Francis Berthelot : En fait, je suis assez étonné d’avoir écrit un cycle de cette ampleur. Au départ, je n’y songeais absolument pas. Mais après les deux premiers romans, L’Ombre d’un soldat et Le Jongleur interrompu, j’ai eu envie de regrouper certains des personnages dans une suite commune. Là dessus, la dimension surnaturelle a pris de l’importance, et j’ai voulu l’explorer davantage. De proche en proche, j’ai continué à accumuler les volumes. Arrivé au 5ème, Nuit de colère, je me suis demandé combien il m’en fallait encore pour boucler l’histoire et lui donner un sens. Je suis arrivé à un schéma d’ensemble qui en comprend neuf en tout : une nonalogie selon les uns, une ennealogie selon les autres. Abîme du rêve sera donc le dernier.

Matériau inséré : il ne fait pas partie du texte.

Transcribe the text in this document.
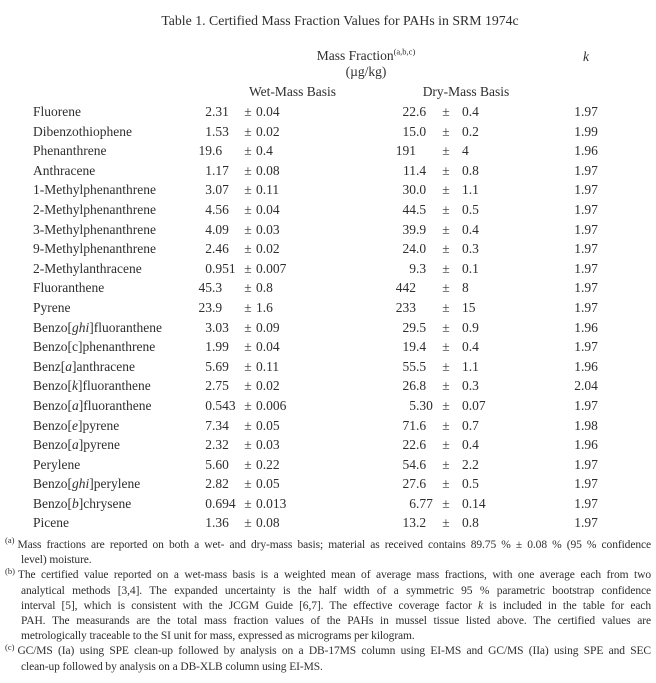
Table 1. Certified Mass Fraction Values for PAHs in SRM 1974c
Mass Fraction$^{(a,b,c)}$
(µg/kg)
k
Wet-Mass Basis	Dry-Mass Basis
Fluorene	2 .31	± 0.04	22 .6	± 0.4	1.97
Dibenzothiophene	1 .53	± 0.02	15 .0	± 0.2	1.99
Phenanthrene	19 .6	± 0.4	191	± 4	1.96
Anthracene	1 .17	± 0.08	11 .4	± 0.8	1.97
1-Methylphenanthrene	3 .07	± 0.11	30 .0	± 1.1	1.97
2-Methylphenanthrene	4 .56	± 0.04	44 .5	± 0.5	1.97
3-Methylphenanthrene	4 .09	± 0.03	39 .9	± 0.4	1.97
9-Methylphenanthrene	2 .46	± 0.02	24 .0	± 0.3	1.97
2-Methylanthracene	0 .951 ± 0.007	9 .3	± 0.1	1.97
Fluoranthene	45 .3	± 0.8	442	± 8	1.97
Pyrene	23 .9	± 1.6	233	± 15	1.97
Benzo[ghi]fluoranthene	3 .03	± 0.09	29 .5	± 0.9	1.96
Benzo[c]phenanthrene	1 .99	± 0.04	19 .4	± 0.4	1.97
Benz[a]anthracene	5 .69	± 0.11	55 .5	± 1.1	1.96
Benzo[k]fluoranthene	2 .75	± 0.02	26 .8	± 0.3	2.04
Benzo[a]fluoranthene	0 .543 ± 0.006	5 .30 ± 0.07	1.97
Benzo[e]pyrene	7 .34	± 0.05	71 .6	± 0.7	1.98
Benzo[a]pyrene	2 .32	± 0.03	22 .6	± 0.4	1.96
Perylene	5 .60	± 0.22	54 .6	± 2.2	1.97
Benzo[ghi]perylene	2 .82	± 0.05	27 .6	± 0.5	1.97
Benzo[b]chrysene	0 .694 ± 0.013	6 .77 ± 0.14	1.97
Picene	1 .36	± 0.08	13 .2	± 0.8	1.97
$^{(a)}$ Mass fractions are reported on both a wet- and dry-mass basis; material as received contains 89.75 % ± 0.08 % (95 % confidence
level) moisture.
$^{(b)}$ The certified value reported on a wet-mass basis is a weighted mean of average mass fractions, with one average each from two
analytical methods [3,4]. The expanded uncertainty is the half width of a symmetric 95 % parametric bootstrap confidence
interval [5], which is consistent with the JCGM Guide [6,7]. The effective coverage factor k is included in the table for each
PAH. The measurands are the total mass fraction values of the PAHs in mussel tissue listed above. The certified values are
metrologically traceable to the SI unit for mass, expressed as micrograms per kilogram.
$^{(c)}$ GC/MS (Ia) using SPE clean-up followed by analysis on a DB-17MS column using EI-MS and GC/MS (IIa) using SPE and SEC
clean-up followed by analysis on a DB-XLB column using EI-MS.
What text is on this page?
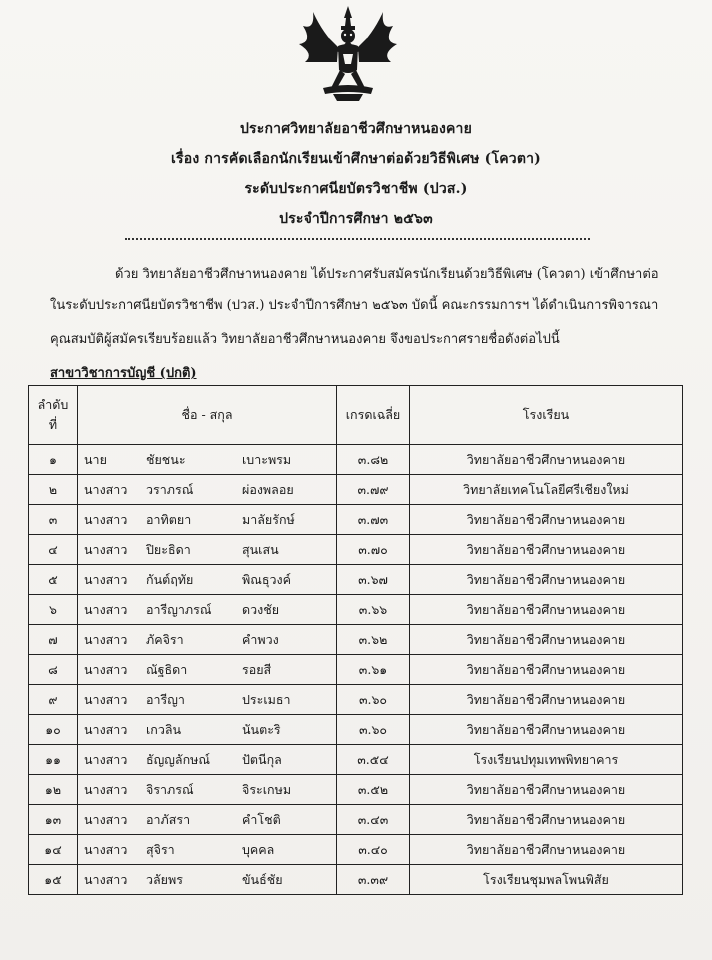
ประกาศวิทยาลัยอาชีวศึกษาหนองคาย
เรื่อง การคัดเลือกนักเรียนเข้าศึกษาต่อด้วยวิธีพิเศษ (โควตา)
ระดับประกาศนียบัตรวิชาชีพ (ปวส.)
ประจำปีการศึกษา ๒๕๖๓
ด้วย วิทยาลัยอาชีวศึกษาหนองคาย ได้ประกาศรับสมัครนักเรียนด้วยวิธีพิเศษ (โควตา) เข้าศึกษาต่อ
ในระดับประกาศนียบัตรวิชาชีพ (ปวส.) ประจำปีการศึกษา ๒๕๖๓ บัดนี้ คณะกรรมการฯ ได้ดำเนินการพิจารณา
คุณสมบัติผู้สมัครเรียบร้อยแล้ว วิทยาลัยอาชีวศึกษาหนองคาย จึงขอประกาศรายชื่อดังต่อไปนี้
สาขาวิชาการบัญชี (ปกติ)
ลำดับ
ที่	ชื่อ - สกุล			เกรดเฉลี่ย	โรงเรียน
๑	นาย	ชัยชนะ	เบาะพรม	๓.๘๒	วิทยาลัยอาชีวศึกษาหนองคาย
๒	นางสาว	วราภรณ์	ผ่องพลอย	๓.๗๙	วิทยาลัยเทคโนโลยีศรีเชียงใหม่
๓	นางสาว	อาทิตยา	มาลัยรักษ์	๓.๗๓	วิทยาลัยอาชีวศึกษาหนองคาย
๔	นางสาว	ปิยะธิดา	สุนเสน	๓.๗๐	วิทยาลัยอาชีวศึกษาหนองคาย
๕	นางสาว	กันต์ฤทัย	พิณธุวงค์	๓.๖๗	วิทยาลัยอาชีวศึกษาหนองคาย
๖	นางสาว	อารีญาภรณ์	ดวงชัย	๓.๖๖	วิทยาลัยอาชีวศึกษาหนองคาย
๗	นางสาว	ภัคจิรา	คำพวง	๓.๖๒	วิทยาลัยอาชีวศึกษาหนองคาย
๘	นางสาว	ณัฐธิดา	รอยสี	๓.๖๑	วิทยาลัยอาชีวศึกษาหนองคาย
๙	นางสาว	อารีญา	ประเมธา	๓.๖๐	วิทยาลัยอาชีวศึกษาหนองคาย
๑๐	นางสาว	เกวลิน	นันตะริ	๓.๖๐	วิทยาลัยอาชีวศึกษาหนองคาย
๑๑	นางสาว	ธัญญลักษณ์	ปัตนีกุล	๓.๕๔	โรงเรียนปทุมเทพพิทยาคาร
๑๒	นางสาว	จิราภรณ์	จิระเกษม	๓.๕๒	วิทยาลัยอาชีวศึกษาหนองคาย
๑๓	นางสาว	อาภัสรา	คำโชติ	๓.๔๓	วิทยาลัยอาชีวศึกษาหนองคาย
๑๔	นางสาว	สุจิรา	บุคคล	๓.๔๐	วิทยาลัยอาชีวศึกษาหนองคาย
๑๕	นางสาว	วลัยพร	ขันธ์ชัย	๓.๓๙	โรงเรียนชุมพลโพนพิสัย
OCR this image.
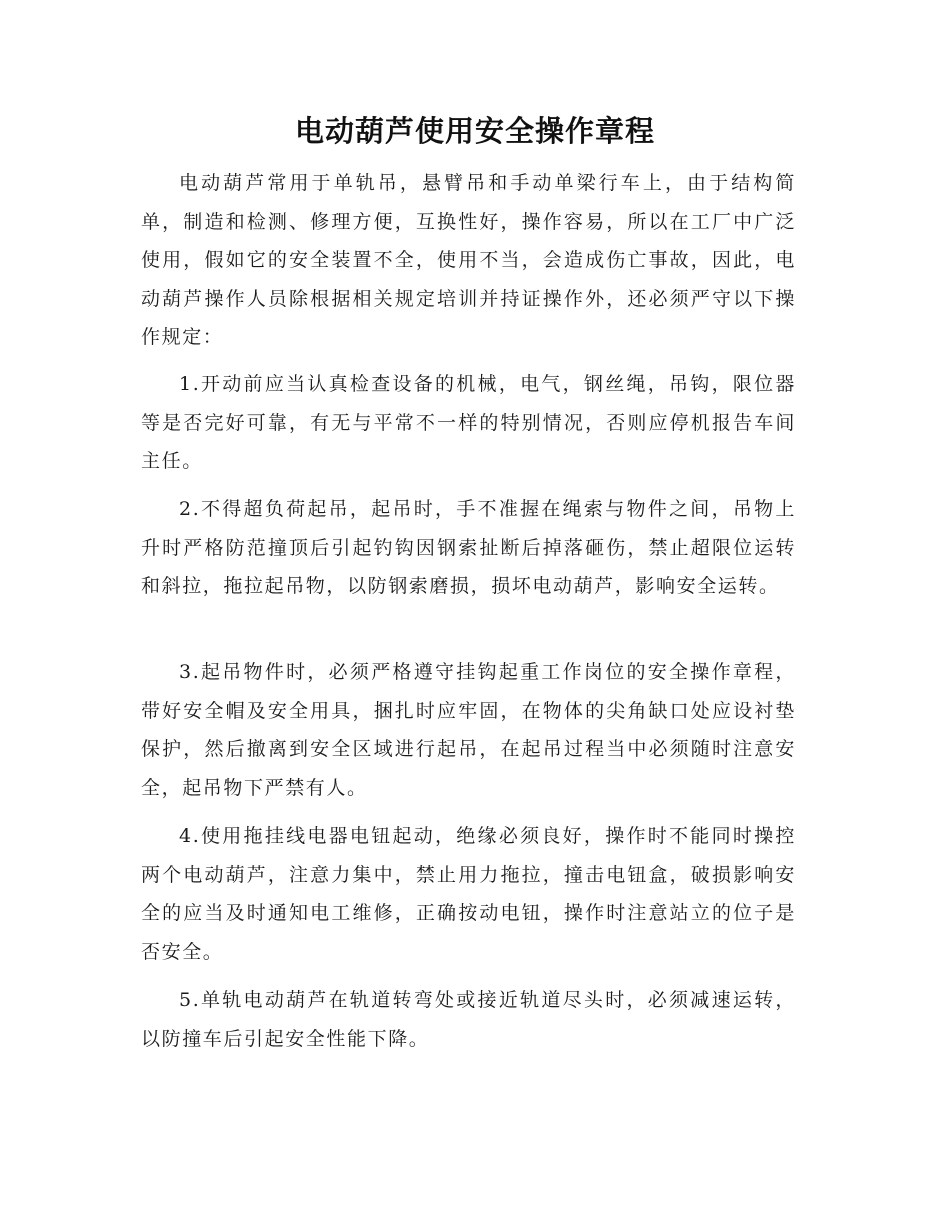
电动葫芦使用安全操作章程

电动葫芦常用于单轨吊，悬臂吊和手动单梁行车上，由于结构简单，制造和检测、修理方便，互换性好，操作容易，所以在工厂中广泛使用，假如它的安全装置不全，使用不当，会造成伤亡事故，因此，电动葫芦操作人员除根据相关规定培训并持证操作外，还必须严守以下操作规定：

1.开动前应当认真检查设备的机械，电气，钢丝绳，吊钩，限位器等是否完好可靠，有无与平常不一样的特别情况，否则应停机报告车间主任。

2.不得超负荷起吊，起吊时，手不准握在绳索与物件之间，吊物上升时严格防范撞顶后引起钓钩因钢索扯断后掉落砸伤，禁止超限位运转和斜拉，拖拉起吊物，以防钢索磨损，损坏电动葫芦，影响安全运转。

3.起吊物件时，必须严格遵守挂钩起重工作岗位的安全操作章程，带好安全帽及安全用具，捆扎时应牢固，在物体的尖角缺口处应设衬垫保护，然后撤离到安全区域进行起吊，在起吊过程当中必须随时注意安全，起吊物下严禁有人。

4.使用拖挂线电器电钮起动，绝缘必须良好，操作时不能同时操控两个电动葫芦，注意力集中，禁止用力拖拉，撞击电钮盒，破损影响安全的应当及时通知电工维修，正确按动电钮，操作时注意站立的位子是否安全。

5.单轨电动葫芦在轨道转弯处或接近轨道尽头时，必须减速运转，以防撞车后引起安全性能下降。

ActuSF : Parle nous un peu de son aventure éditoriale... Quel est ton sentiment là dessus ? Et comment vois-tu cette nouvelle aventure numérique ? En ayant un éditeur papier et un éditeur numérique, as-tu l'impression d'être un cas d'école pour l'avenir des auteurs :-) ?
Francis Berthelot : Cette aventure éditoriale a été une catastrophe à répétition. Je suis de nature très sédentaire et n’aime pas changer de lieu. Que, par la force des choses, ce cycle soit réparti chez cinq éditeurs différents (Denoël, Fayard, Flammarion, Le Bélial’, Rivière Blanche) est une aberration totale. Presque personne, actuellement, ne peut en avoir une vision d’ensemble. Le dernier épisode (double édition papier/numérique) achève de rendre cette situation délirante. Mais bon. Je n’ai pas toujours eu le choix, et l’essentiel est que tous les volumes aient pu paraître.
Cela dit, je ne serai vraiment satisfait que lorsque Le Rêve du démiurge sera réédité dans son intégralité (tome 9 inclus) en deux gros volumes (respectivement 5 romans et 4 romans + annexes), projet qui devrait se réaliser au Bélial’ en 2012.

ActuSF : De quoi parlera le prochain tome ?
Francis Berthelot : Le neuvième tome, Abîme du rêve, raconte l’histoire de l’auteur des huit précédents, qui a des problèmes éditoriaux et risque de voir son œuvre mise au pilon – ce qui l’anéantirait. Moyennant quoi, ses personnages sortent des Limbes de la Fiction pour venir, selon la manière dont il les a traités, lui prêter main forte ou au contraire l’enfoncer.
En même temps, c’est une réflexion sur Le Rêve du démiurge lui-même et sur  les rapports entre réalité et fiction, réel et imaginaire. Il fait donc basculer l’ensemble du cycle – qui est déjà passé du réalisme au fantastique – dans un autre niveau narratif, où la question de l’intrusion de la fiction et du surnaturel dans la vie réelle est posée en tant que telle.
Et bien sûr, comme les huit premiers romans, il parle aussi de l’amour, de la vie, de la mort et de tout un tas d’autres choses !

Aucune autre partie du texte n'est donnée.